Thursday, March 20, 2008

Some improvements to locals: let* and methods with named parameters

The other day, Eduardo Cavazos remarked that working on Factor's locals library must be bittersweet. On one hand, we have this awesome demonstration of Factor's unmatched meta-programming capability: efficient, lexically scoped closures, integrated with Factor's syntax, implemented as a library of only 406 lines of code. On the other hand, very few libraries use it: I developed locals to provide an "escape hatch" from the world of stack code, but it turns out the only cases where it is necessary is for complex math formulas and certain hairy algorithms dealing with two-dimensional arrays and such. Maybe one in a hundred words stand to benefit from locals, and everything else can be expressed in a clean way using stack combinators. If locals were used more frequently, it would be great on one hand because this awesome library would be seeing some real usage. But on the other hand, if you had to resort to locals all the time, it would point to real weaknesses in the stack model.

Having said that, I still enjoy improving the locals library. I added two features recently that Doug Coleman requested.

The first feature is a [let* word. It is exactly like let* in Lisp and Scheme: you define a set of bindings and unlike [let, each binding can see the previous bindings.

Here is an example from the calendar library:
:: julian-day-number>date ( n -- year month day )
#! Inverse of julian-day-number
[let* | a [ n 32044 + ]
b [ 4 a * 3 + 146097 /i ]
c [ a 146097 b * 4 /i - ]
d [ 4 c * 3 + 1461 /i ]
e [ c 1461 d * 4 /i - ]
m [ 5 e * 2 + 153 /i ] |
100 b * d + 4800 -
m 10 /i + m 3 +
12 m 10 /i * -
e 153 m * 2 + 5 /i - 1+
] ;

This is a hairy math formula for computing the year/month/day from the number of days since an epoch. Trying to do this with nested [lets would quickly get out of hand because each binding refers to the previous one.

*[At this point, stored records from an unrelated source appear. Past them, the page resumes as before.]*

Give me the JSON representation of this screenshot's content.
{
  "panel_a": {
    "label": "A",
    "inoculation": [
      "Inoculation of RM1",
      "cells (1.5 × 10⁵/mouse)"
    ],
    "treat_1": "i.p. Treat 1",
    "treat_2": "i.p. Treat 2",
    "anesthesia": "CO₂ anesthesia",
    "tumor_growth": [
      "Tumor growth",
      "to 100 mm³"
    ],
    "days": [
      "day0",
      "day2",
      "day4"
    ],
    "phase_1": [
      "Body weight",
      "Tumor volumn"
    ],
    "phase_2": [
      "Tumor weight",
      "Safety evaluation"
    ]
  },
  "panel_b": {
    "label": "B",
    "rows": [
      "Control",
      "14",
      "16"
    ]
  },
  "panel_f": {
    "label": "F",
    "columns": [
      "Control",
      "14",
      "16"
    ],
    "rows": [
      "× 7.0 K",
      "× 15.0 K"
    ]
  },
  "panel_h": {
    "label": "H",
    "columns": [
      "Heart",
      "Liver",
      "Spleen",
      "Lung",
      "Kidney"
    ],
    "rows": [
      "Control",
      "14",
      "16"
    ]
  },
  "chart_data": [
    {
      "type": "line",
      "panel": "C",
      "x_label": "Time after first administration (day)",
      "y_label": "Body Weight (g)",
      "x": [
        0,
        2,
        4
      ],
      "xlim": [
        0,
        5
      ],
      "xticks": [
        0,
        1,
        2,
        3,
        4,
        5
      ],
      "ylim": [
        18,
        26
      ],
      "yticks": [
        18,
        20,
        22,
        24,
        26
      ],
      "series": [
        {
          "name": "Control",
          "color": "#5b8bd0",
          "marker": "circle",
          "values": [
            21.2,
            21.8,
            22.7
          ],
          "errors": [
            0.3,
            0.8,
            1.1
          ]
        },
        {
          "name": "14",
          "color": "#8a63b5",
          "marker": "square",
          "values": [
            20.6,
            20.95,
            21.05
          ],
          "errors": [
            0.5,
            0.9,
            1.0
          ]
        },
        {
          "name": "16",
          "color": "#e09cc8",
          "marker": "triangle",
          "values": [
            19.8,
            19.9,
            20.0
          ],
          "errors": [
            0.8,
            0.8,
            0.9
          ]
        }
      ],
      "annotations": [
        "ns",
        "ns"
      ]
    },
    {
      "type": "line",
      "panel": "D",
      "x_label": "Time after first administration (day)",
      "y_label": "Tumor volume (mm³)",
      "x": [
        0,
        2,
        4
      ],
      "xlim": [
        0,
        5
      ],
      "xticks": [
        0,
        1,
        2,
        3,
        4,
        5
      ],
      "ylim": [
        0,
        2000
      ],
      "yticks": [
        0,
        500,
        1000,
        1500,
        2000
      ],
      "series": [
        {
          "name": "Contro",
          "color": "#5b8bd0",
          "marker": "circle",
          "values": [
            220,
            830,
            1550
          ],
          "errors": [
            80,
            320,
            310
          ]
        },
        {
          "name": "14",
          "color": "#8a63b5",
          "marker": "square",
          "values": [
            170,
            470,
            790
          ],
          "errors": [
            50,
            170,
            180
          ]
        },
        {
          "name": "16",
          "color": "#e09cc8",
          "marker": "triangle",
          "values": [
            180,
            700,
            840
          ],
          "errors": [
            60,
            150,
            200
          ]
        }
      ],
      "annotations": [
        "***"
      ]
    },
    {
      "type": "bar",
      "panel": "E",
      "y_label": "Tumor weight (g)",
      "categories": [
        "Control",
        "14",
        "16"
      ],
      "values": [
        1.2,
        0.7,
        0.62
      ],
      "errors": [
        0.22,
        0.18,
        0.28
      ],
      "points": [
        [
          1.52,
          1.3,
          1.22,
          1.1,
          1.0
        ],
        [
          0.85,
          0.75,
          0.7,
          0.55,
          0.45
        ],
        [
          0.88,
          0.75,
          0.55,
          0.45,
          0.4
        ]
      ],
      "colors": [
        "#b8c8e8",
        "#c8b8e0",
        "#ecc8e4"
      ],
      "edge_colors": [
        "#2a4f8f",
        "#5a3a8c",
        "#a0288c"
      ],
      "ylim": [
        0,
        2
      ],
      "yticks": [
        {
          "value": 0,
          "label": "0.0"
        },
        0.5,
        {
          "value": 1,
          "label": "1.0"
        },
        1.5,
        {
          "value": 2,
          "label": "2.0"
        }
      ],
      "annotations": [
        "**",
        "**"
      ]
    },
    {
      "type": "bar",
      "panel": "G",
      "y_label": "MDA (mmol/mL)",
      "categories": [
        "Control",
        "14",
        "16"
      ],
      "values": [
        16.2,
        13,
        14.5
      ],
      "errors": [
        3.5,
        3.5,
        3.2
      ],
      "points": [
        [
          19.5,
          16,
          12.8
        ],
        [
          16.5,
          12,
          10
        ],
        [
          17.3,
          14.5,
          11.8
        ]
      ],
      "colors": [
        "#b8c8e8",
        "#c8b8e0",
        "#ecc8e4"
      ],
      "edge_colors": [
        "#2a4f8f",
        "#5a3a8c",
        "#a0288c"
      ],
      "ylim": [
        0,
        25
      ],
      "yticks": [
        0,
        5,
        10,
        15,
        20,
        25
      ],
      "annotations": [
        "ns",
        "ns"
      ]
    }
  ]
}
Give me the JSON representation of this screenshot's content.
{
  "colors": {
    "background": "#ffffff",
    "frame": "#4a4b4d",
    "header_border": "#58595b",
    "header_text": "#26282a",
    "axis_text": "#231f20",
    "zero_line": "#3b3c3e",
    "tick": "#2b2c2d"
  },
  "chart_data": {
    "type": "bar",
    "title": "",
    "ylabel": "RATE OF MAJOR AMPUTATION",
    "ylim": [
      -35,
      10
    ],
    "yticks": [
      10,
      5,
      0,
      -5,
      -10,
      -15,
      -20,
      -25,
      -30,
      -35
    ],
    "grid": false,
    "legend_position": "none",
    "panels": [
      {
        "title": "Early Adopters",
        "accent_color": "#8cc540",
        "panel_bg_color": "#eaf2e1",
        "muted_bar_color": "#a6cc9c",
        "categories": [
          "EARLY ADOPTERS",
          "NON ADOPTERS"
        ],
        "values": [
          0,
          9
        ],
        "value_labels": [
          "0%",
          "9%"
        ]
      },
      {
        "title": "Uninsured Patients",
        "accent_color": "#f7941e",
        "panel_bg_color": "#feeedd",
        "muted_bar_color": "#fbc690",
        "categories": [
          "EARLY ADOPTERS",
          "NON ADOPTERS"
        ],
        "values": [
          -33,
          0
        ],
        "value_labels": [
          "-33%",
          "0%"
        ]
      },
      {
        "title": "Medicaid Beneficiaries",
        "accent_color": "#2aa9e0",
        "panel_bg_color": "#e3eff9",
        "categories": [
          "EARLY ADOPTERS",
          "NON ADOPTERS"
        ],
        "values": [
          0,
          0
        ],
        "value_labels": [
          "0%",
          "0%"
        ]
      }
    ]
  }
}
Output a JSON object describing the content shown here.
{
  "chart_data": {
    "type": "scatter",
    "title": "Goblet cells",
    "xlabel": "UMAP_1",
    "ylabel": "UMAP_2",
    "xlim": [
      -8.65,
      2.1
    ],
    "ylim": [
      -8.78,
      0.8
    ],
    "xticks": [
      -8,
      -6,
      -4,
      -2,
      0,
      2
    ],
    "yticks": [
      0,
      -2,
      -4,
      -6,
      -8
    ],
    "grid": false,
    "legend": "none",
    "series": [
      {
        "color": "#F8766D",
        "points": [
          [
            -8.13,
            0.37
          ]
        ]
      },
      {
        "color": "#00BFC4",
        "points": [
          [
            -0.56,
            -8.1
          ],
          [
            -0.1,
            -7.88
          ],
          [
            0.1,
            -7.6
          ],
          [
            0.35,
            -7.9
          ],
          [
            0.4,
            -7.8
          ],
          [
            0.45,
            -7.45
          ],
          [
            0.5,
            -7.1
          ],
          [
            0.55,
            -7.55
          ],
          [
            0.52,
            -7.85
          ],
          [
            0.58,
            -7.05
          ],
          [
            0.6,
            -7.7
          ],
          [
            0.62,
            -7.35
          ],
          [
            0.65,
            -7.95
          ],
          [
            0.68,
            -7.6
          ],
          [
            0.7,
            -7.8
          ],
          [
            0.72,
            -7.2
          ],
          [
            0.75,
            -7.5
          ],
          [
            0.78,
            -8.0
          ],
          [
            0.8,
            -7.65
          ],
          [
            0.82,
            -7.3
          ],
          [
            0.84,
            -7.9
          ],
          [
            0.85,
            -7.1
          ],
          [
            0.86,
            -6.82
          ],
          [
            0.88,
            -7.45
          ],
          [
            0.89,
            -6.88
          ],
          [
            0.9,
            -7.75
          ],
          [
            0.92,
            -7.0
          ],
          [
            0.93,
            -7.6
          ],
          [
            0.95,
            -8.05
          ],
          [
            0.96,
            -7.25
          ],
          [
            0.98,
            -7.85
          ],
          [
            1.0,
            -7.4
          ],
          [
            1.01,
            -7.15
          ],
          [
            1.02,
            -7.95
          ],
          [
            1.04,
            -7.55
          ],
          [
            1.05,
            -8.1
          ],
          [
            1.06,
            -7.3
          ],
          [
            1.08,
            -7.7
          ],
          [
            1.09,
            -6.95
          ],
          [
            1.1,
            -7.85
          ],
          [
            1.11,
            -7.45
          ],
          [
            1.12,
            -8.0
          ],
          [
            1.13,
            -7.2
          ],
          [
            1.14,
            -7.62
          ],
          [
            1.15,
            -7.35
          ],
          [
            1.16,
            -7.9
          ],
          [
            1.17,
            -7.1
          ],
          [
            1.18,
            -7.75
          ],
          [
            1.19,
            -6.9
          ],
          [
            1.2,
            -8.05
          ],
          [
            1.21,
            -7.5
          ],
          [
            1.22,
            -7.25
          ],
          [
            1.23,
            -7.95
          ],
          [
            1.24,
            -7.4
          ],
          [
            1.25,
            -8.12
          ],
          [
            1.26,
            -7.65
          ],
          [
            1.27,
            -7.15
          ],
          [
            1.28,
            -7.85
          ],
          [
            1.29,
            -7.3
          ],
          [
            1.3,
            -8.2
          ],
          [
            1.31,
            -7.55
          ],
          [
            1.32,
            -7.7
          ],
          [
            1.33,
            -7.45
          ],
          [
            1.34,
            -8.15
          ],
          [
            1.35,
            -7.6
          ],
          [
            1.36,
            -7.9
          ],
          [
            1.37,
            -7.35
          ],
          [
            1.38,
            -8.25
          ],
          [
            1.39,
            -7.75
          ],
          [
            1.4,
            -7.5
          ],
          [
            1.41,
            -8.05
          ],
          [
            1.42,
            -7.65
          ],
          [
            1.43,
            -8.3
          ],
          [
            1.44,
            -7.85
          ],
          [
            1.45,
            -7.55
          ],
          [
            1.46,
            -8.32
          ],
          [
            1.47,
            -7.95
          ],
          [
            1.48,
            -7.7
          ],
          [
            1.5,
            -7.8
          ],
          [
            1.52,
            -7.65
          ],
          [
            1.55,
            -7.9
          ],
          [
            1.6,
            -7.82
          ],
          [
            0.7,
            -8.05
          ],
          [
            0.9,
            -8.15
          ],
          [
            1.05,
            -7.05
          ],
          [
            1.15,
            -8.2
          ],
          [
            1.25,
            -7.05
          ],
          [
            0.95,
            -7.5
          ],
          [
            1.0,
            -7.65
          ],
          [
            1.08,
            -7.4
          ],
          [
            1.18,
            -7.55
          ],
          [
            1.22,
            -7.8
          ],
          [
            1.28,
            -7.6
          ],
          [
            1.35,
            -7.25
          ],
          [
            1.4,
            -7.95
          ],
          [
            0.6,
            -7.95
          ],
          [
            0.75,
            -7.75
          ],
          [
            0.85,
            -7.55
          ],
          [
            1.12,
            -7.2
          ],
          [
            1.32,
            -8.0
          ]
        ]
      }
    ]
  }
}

The version using dynamic variables doesn't suffer from deep nesting, but it is inefficient and harder to read because everything is bunched up with no clear demarkation of computations:
: julian-day-number>date ( n -- year month day )
#! Inverse of julian-day-number
[
32044 + a set
4 a get * 3 + 146097 /i b set
a get 146097 b get * 4 /i - c set
4 c get * 3 + 1461 /i d set
c get 1461 d get * 4 /i - e set
5 e get * 2 + 153 /i m set
100 b get * d get + 4800 -
m get 10 /i + m get 3 +
12 m get 10 /i * -
e get 153 m get * 2 + 5 /i - 1+
] with-scope ;

The nice thing about [let* is that after some refactoring, I was able to implement it with very little effort. Basically the only difference between it and [let is the parsing; the closure conversion stage is identical for the two, both expand into nested lambdas.

The next feature is method definitions with locals. You used to be able to define new words with named parameters, as in the above example, but there was no corresponding way to define a method with named parameters. I added a M:: word which does this. So now locals have named-parameter analogues of :, MACRO: and M:. This represents a combinatorial explosion of sorts: for every defining word you want to have named parameters for, you need to define a new version of that word. To alleviate this somewhat, I've redesigned some code in the parser and macro library so that everything is factored in a nice, logical way:
: (:) define ; parsing
: :: (::) define ; parsing

: MACRO: (:) define-macro ; parsing
: MACRO:: (::) define-macro ; parsing

: M: (M:) define ; parsing
: M:: (M::) define ; parsing

The parenthetical helper words are defined like so:
: (:) CREATE-WORD parse-definition ;
: (::) CREATE-WORD parse-locals-definition;

: (M:) CREATE-METHOD parse-definition ;
: (M::) CREATE-METHOD parse-locals-definition ;

This is what I like to call "perfect factoring".

Locals are meta-programmable and so they would be nice if someone decided to implement an efficient Scheme to Factor compiler; it seems like most of the hard work is already done. But who the hell wants to code Scheme anyway.

2 comments:

Anonymous said...

I guess it would be more work for the parser, but wouldn't it be possible to detect when "[let" (or "[let*") is used, check that it is the first word in the definition and retrieve the stored stack effect and handle the current ":" as "::"?

The user wouldn't need to use a different defining word depending on whether they want to use locals or not.

Slava Pestov said...

Sam: the semantics of : and :: are different.

:: defines a word with named parameters; the input values do not remain on the stack.

you can use [let with : and you can also use :: without ever having a [let inside it.

Locals are documented so I invite you to get the latest Factor from git and read the documentation about their usage.